The more limited the data set, the broader the questions should be. If the data in the repo is limited, the depth of information in the LLM response you can get with follow up questions may be limited. For more depth in your response, increase the data available for the LLM to access.

Response consistency

Consider tuning the configuration of prompts to the level of precision required. The more precision desired, the harder it may be to generate a response.

Numerical queries

The accelerator is optimized to summarize unstructured data, such as PDFs or text files. The ChatGPT 3.5 Turbo model used by the accelerator is not currently optimized to handle queries about specific numerical data. The ChatGPT 4 model may be better able to handle numerical queries.

Use your own judgement

AI-generated content may be incorrect and should be reviewed before usage.

Azure AI Search used as retriever in RAG

Azure AI Search, when used as a retriever in the Retrieval-Augmented Generation (RAG) pattern, plays a key role in fetching relevant information from a large corpus of data. The RAG pattern involves two key steps: retrieval of documents and generation of responses. Azure AI Search, in the retrieval phase, filters and ranks the most relevant documents from the dataset based on a given query.

The importance of optimizing data in the index for relevance lies in the fact that the quality of retrieved documents directly impacts the generation phase. The more relevant the retrieved documents are, the more accurate and pertinent the generated responses will be.

Azure AI Search allows for fine-tuning the relevance of search results through features such as scoring profiles, which assign weights to different fields, Lucene's powerful full-text search capabilities, vector search for similarity search, multi-modal search, recommendations, hybrid search and semantic search to use AI from Microsoft to rescore search results and moving results that have more semantic relevance to the top of the list. By leveraging these features, one can ensure that the most relevant documents are retrieved first, thereby improving the overall effectiveness of the RAG pattern.

Moreover, optimizing the data in the index also enhances the efficiency, the speed of the retrieval process and increases relevance which is an integral part of the RAG pattern.

Azure AI Search

Before deploying Azure RAG implementations to production

Chunking: Importance for RAG and strategies implemented as part of this repo

Chunking is essential for managing large data sets, optimizing relevance, preserving context, integrating workflows, and enhancing the user experience. See How to chunk documents for more information.
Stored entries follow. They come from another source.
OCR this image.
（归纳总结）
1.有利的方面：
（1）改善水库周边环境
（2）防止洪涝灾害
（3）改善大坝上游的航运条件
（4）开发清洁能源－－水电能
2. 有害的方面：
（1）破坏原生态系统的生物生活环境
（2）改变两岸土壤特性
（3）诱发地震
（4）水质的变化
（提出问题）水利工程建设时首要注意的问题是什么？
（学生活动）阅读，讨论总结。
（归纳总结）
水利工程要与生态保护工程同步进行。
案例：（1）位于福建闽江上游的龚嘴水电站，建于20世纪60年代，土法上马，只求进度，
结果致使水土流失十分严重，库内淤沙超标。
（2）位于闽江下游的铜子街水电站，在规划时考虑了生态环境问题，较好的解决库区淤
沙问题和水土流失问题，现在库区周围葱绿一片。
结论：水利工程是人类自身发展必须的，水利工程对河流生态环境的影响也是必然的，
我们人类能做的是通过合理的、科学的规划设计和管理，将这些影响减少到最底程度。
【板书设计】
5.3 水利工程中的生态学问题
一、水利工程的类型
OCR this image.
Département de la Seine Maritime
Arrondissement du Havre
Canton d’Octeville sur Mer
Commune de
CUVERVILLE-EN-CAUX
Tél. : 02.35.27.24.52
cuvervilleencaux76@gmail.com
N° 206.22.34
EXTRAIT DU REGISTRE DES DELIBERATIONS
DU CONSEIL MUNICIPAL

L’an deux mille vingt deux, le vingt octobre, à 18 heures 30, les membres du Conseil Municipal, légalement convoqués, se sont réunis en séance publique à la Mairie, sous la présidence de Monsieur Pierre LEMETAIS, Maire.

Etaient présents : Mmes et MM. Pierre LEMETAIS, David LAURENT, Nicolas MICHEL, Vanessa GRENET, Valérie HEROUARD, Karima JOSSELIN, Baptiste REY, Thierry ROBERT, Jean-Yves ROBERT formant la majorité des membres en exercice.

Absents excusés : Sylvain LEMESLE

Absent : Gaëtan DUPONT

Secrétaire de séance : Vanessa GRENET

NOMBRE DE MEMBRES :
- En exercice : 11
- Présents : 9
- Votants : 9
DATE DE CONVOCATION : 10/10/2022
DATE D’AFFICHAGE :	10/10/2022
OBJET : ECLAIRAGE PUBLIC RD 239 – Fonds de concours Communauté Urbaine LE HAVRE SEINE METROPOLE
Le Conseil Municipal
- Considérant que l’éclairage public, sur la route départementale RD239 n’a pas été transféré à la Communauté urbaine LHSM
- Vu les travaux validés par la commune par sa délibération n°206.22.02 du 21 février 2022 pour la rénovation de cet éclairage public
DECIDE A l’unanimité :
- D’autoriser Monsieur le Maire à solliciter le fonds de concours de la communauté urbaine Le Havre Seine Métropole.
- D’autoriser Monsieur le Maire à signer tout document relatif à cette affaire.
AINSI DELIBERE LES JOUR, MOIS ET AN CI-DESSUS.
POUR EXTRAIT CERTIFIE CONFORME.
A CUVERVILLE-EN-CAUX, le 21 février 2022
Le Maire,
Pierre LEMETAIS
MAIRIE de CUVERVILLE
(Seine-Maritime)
These are the chunking strategy options you can choose from:

  • Layout: An AI approach to determine a good chunking strategy.
  • Page: This strategy involves breaking down long documents into pages.
  • Fixed-Size Overlap: This strategy involves defining a fixed size that’s sufficient for semantically meaningful paragraphs (for example, 250 words) and allows for some overlap (for example, 10-25% of the content). This usually helps creating good inputs for embedding vector models. Overlapping a small amount of text between chunks can help preserve the semantic context.
  • Paragraph: This strategy allows breaking down a difficult text into more manageable pieces and rewrite these “chunks” with a summarization of all of them.